TOPI MERAH DI LEMARI ES

Ayahku menyimpan topi merah di dalam lemari es.

Bukan karena dia lupa. Bukan karena ruang penyimpanan penuh. Dia sengaja meletakkannya di sana, di antara botol susu dan selada, setiap malam sebelum tidur, dengan ritual yang sama: dibuka lemari esnya, dikeluarkan rak paling bawah, diletakkan topi itu menghadap ke atas, lalu rak dipasang kembali, pintu ditutup.

Dia tidak pernah menjelaskan alasannya.

Dan aku tidak pernah berani bertanya—sampai suatu pagi aku terbangun dan menemukan lemari es terbuka lebar. Topi merah itu hilang. Di tempatnya, ada selembar kertas bertuliskan tangan ayahku:

"Dia sudah keluar. Jangan buka pintu untuk siapa pun."

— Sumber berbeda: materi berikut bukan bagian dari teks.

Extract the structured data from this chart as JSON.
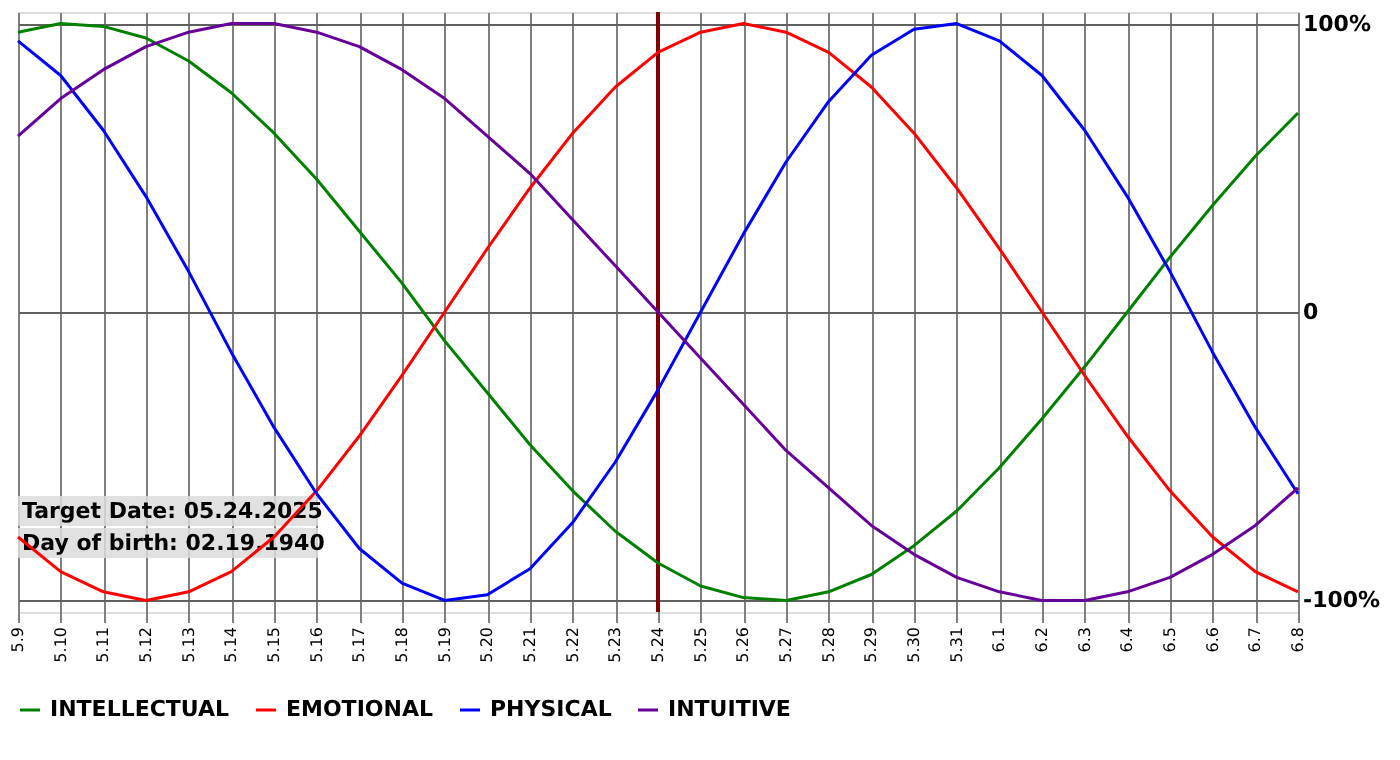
{
  "chart_data": {
    "type": "line",
    "categories": [
      "5.9",
      "5.10",
      "5.11",
      "5.12",
      "5.13",
      "5.14",
      "5.15",
      "5.16",
      "5.17",
      "5.18",
      "5.19",
      "5.20",
      "5.21",
      "5.22",
      "5.23",
      "5.24",
      "5.25",
      "5.26",
      "5.27",
      "5.28",
      "5.29",
      "5.30",
      "5.31",
      "6.1",
      "6.2",
      "6.3",
      "6.4",
      "6.5",
      "6.6",
      "6.7",
      "6.8"
    ],
    "series": [
      {
        "name": "INTELLECTUAL",
        "color": "#008000",
        "values": [
          97,
          100,
          99,
          95,
          87,
          76,
          62,
          46,
          28,
          10,
          -10,
          -28,
          -46,
          -62,
          -76,
          -87,
          -95,
          -99,
          -100,
          -97,
          -91,
          -81,
          -69,
          -54,
          -37,
          -19,
          0,
          19,
          37,
          54,
          69
        ]
      },
      {
        "name": "EMOTIONAL",
        "color": "#ff0000",
        "values": [
          -78,
          -90,
          -97,
          -100,
          -97,
          -90,
          -78,
          -62,
          -43,
          -22,
          0,
          22,
          43,
          62,
          78,
          90,
          97,
          100,
          97,
          90,
          78,
          62,
          43,
          22,
          0,
          -22,
          -43,
          -62,
          -78,
          -90,
          -97
        ]
      },
      {
        "name": "PHYSICAL",
        "color": "#0000ff",
        "values": [
          94,
          82,
          63,
          40,
          14,
          -14,
          -40,
          -63,
          -82,
          -94,
          -100,
          -98,
          -89,
          -73,
          -52,
          -27,
          0,
          27,
          52,
          73,
          89,
          98,
          100,
          94,
          82,
          63,
          40,
          14,
          -14,
          -40,
          -63
        ]
      },
      {
        "name": "INTUITIVE",
        "color": "#660099",
        "values": [
          61,
          74,
          84,
          92,
          97,
          100,
          100,
          97,
          92,
          84,
          74,
          61,
          48,
          32,
          16,
          0,
          -16,
          -32,
          -48,
          -61,
          -74,
          -84,
          -92,
          -97,
          -100,
          -100,
          -97,
          -92,
          -84,
          -74,
          -61
        ]
      }
    ],
    "ylim": [
      -104,
      104
    ],
    "yticks": [
      {
        "value": -100,
        "label": "-100%"
      },
      0,
      {
        "value": 100,
        "label": "100%"
      }
    ],
    "grid": true,
    "legend": "bottom",
    "ref_lines": [
      {
        "axis": "x",
        "value": "5.24",
        "color": "#800000"
      }
    ],
    "annotations": [
      "Target Date: 05.24.2025",
      "Day of birth: 02.19.1940"
    ]
  }
}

Masalahnya, ayahku sudah meninggal tiga minggu yang lalu.

---

Aku menelepon ibuku. Dia tinggal sendiri di kota lain sejak perceraian mereka sepuluh tahun lalu. Setelah nada sambung ketiga, dia menjawab dengan suara yang anehnya ceria.

"Nak, ada apa?"

"Topi merah ayah," kataku. "Dia menyimpannya di lemari es. Itu artinya apa?"

Diam. Lalu dia tertawa pendek. Bukan tawa bahagia. Tawa yang basah, seperti seseorang yang baru saja menangis dan berusaha menyamarkannya.

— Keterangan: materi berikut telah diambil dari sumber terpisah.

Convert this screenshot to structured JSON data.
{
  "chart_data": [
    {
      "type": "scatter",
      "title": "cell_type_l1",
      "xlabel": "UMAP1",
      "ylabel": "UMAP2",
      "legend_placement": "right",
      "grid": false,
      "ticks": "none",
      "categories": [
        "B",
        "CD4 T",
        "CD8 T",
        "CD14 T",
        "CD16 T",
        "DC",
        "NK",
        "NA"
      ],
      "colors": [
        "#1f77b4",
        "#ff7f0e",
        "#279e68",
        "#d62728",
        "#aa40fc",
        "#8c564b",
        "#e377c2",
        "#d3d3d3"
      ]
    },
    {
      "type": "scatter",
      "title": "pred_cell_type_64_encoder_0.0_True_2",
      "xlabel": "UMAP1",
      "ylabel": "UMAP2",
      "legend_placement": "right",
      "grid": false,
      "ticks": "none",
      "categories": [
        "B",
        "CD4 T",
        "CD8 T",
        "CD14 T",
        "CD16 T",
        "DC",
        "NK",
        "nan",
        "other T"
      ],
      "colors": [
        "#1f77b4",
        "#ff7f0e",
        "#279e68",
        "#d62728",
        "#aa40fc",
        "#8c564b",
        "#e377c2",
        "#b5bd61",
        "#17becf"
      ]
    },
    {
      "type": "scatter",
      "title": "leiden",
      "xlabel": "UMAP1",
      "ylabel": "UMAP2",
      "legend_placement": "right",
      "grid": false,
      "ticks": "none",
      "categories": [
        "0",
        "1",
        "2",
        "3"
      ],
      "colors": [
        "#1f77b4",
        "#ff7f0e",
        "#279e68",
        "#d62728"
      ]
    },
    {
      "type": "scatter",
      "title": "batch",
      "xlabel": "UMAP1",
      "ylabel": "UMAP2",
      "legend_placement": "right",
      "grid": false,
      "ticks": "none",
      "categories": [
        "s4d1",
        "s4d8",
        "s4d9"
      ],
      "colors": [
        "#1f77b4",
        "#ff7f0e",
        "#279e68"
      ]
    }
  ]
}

"Jadi, dia masih melakukannya," katanya. "Aku kira dia berhenti setelah aku pergi."

"Melakukan apa?"

"Menjaga pintu."

Ibuku tidak pernah berbicara dalam metafora. Dia akuntan. Seluruh hidupnya adalah angka dan faktur. Namun sekarang, di ujung telepon, dia terdengar seperti karakter dalam dongeng.

"Ayah menjaganya tetap dingin," lanjutnya. "Karena kalau topi itu hangat, dia ... dia bisa bergerak."

"Ayah. Ibu. Tolong bicara dengan kalimat yang aku mengerti."

"Kamu tidak perlu mengerti, Nak. Kamu hanya perlu tidak membuka pintu untuk siapa pun selama dua puluh empat jam ke depan. Janji?"

"Ayah sudah meninggal. Kenapa peraturannya masih berlaku?"

Dia tidak menjawab. Telepon mati. Dan di rumahku yang sunyi, lemari es itu tiba-tiba menyala dengan suara berdengung yang belum pernah sedengung ini sebelumnya—seperti ada sesuatu di dalamnya yang sedang bangun tidur.

---

Aku memutuskan untuk mencari topi merah itu.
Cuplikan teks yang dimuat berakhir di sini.